Gonca, ancak küçümseme dolu sesini hak ettiğine inandığı Hakan'ı azarlamak için ağzını açtı:

"Gitme!"    

Hakan'ın gözleri, önce kolunu sımsıkı kavramış olan Gonca'nın zarif elinin sonra daha da zarif olan yüzünün üzerinde durdu. Sakince, "Sana, 'Korkma!' demiştim." dedi. 

Gonca daha fazla dayanamayıp sinirle, "Ama ben sana, 'Saçmalama!' dememiştim! Allah aşkına nasıl korkmam?" diyerek haykırdı ve... Ve sanki komik bir şey söylemiş gibi Hakan'ın yüzüne yayılan gülümsemeyi şaşkınlıkla izledi. "Yok" diye düşündü. "Bu gerçekten deli!"
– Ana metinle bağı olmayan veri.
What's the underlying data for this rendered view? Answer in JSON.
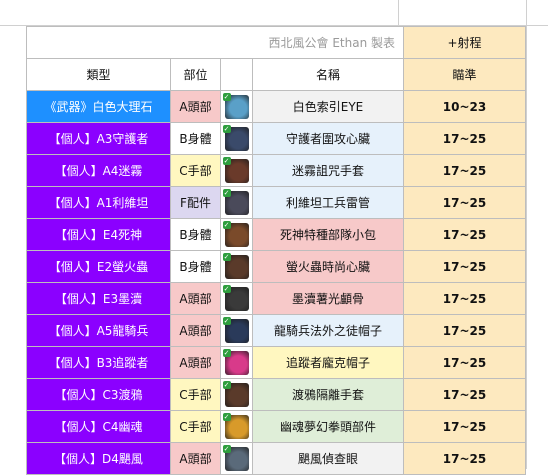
{
  "credit": "西北風公會 Ethan 製表",
  "stat_title": "+射程",
  "headers": {
    "type": "類型",
    "position": "部位",
    "icon": "",
    "name": "名稱",
    "aim": "瞄準"
  },
  "rows": [
    {
      "type": "《武器》白色大理石",
      "category": "weapon",
      "position": "A頭部",
      "pos_class": "a",
      "icon": "weapon-scope-icon",
      "icon_color": "#5aa0c8",
      "name": "白色索引EYE",
      "name_bg": "#f2f2f2",
      "aim": "10~23"
    },
    {
      "type": "【個人】A3守護者",
      "category": "personal",
      "position": "B身體",
      "pos_class": "b",
      "icon": "armor-chest-icon",
      "icon_color": "#3a4a6a",
      "name": "守護者圍攻心臟",
      "name_bg": "#e6f1fb",
      "aim": "17~25"
    },
    {
      "type": "【個人】A4迷霧",
      "category": "personal",
      "position": "C手部",
      "pos_class": "c",
      "icon": "glove-icon",
      "icon_color": "#6a3a2a",
      "name": "迷霧詛咒手套",
      "name_bg": "#e6f1fb",
      "aim": "17~25"
    },
    {
      "type": "【個人】A1利維坦",
      "category": "personal",
      "position": "F配件",
      "pos_class": "f",
      "icon": "trinket-icon",
      "icon_color": "#4a4a5a",
      "name": "利維坦工兵雷管",
      "name_bg": "#e6f1fb",
      "aim": "17~25"
    },
    {
      "type": "【個人】E4死神",
      "category": "personal",
      "position": "B身體",
      "pos_class": "b",
      "icon": "bag-icon",
      "icon_color": "#7a4a2a",
      "name": "死神特種部隊小包",
      "name_bg": "#f7c9c9",
      "aim": "17~25"
    },
    {
      "type": "【個人】E2螢火蟲",
      "category": "personal",
      "position": "B身體",
      "pos_class": "b",
      "icon": "armor-chest-icon",
      "icon_color": "#5a3a2a",
      "name": "螢火蟲時尚心臟",
      "name_bg": "#f7c9c9",
      "aim": "17~25"
    },
    {
      "type": "【個人】E3墨瀆",
      "category": "personal",
      "position": "A頭部",
      "pos_class": "a",
      "icon": "helmet-icon",
      "icon_color": "#3a3a3a",
      "name": "墨瀆薯光顱骨",
      "name_bg": "#f7c9c9",
      "aim": "17~25"
    },
    {
      "type": "【個人】A5龍騎兵",
      "category": "personal",
      "position": "A頭部",
      "pos_class": "a",
      "icon": "hat-icon",
      "icon_color": "#2a3a5a",
      "name": "龍騎兵法外之徒帽子",
      "name_bg": "#e6f1fb",
      "aim": "17~25"
    },
    {
      "type": "【個人】B3追蹤者",
      "category": "personal",
      "position": "A頭部",
      "pos_class": "a",
      "icon": "hat-icon",
      "icon_color": "#d83a8a",
      "name": "追蹤者龐克帽子",
      "name_bg": "#fff7c0",
      "aim": "17~25"
    },
    {
      "type": "【個人】C3渡鴉",
      "category": "personal",
      "position": "C手部",
      "pos_class": "c",
      "icon": "glove-icon",
      "icon_color": "#5a3a2a",
      "name": "渡鴉隔離手套",
      "name_bg": "#dfeed8",
      "aim": "17~25"
    },
    {
      "type": "【個人】C4幽魂",
      "category": "personal",
      "position": "C手部",
      "pos_class": "c",
      "icon": "knuckle-icon",
      "icon_color": "#d89a2a",
      "name": "幽魂夢幻拳頭部件",
      "name_bg": "#dfeed8",
      "aim": "17~25"
    },
    {
      "type": "【個人】D4颶風",
      "category": "personal",
      "position": "A頭部",
      "pos_class": "a",
      "icon": "scope-eye-icon",
      "icon_color": "#5a6a7a",
      "name": "颶風偵查眼",
      "name_bg": "#f2f2f2",
      "aim": "17~25"
    }
  ]
}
Hakan, Gonca'nın bu anlık kendini kaybetmelerinin genetik bir geçişle ona gelip gelmediğini merak ediyordu çünkü Hatice Hanım'da da benzer bir saman alevi durumu vardı. Her neyse de içinde bir ses; o güne dek ortaya çıkmamış, Hakan'a da yabancı, sahiplenmeye meraklı, baskın bir ses, "Minik ejderham!" diye fısıldadı. "Benim minik ejderham!"

Eğer aklından geçeni Gonca bir an olsun tahmin etse; bilse, hatta sadece bir kısmını bilse, hiç şansı olmazdı. Hakan, bir alev topuna dönüşerek onu yakıp kül edeceğinden emin olduğu kadına sırıtarak elini uzatıp, "Pekala, gel o zaman." dedi. 

Gonca, artık aptal sırıtışı yüzünden Hakan'ın aklını kaçırmış olduğuna kesin olarak hükmetmişti ama yine de elini onun geniş avcuna bırakmakta tereddüt etmedi. Hatta bu şekilde içinin bir şekilde rahatladığını fark ederek esas aklını kaçırmış olanın kendi olabileceğini bile düşündü. 

Hakan onu yanına çekerken ne olduğunu, ne olacağını bilmediği için Gonca'nın kalbi göğüs kafesini zorlayarak atıyordu. Gerçekte olan biten her neyse onu anlamak için gözlerini önlerindeki manzaraya çevirdi. Bunu yapabilmek için tüm iradesini kullanmak zorunda kalmıştı çünkü göreceği her neyse ondan ölesiye korkuyordu.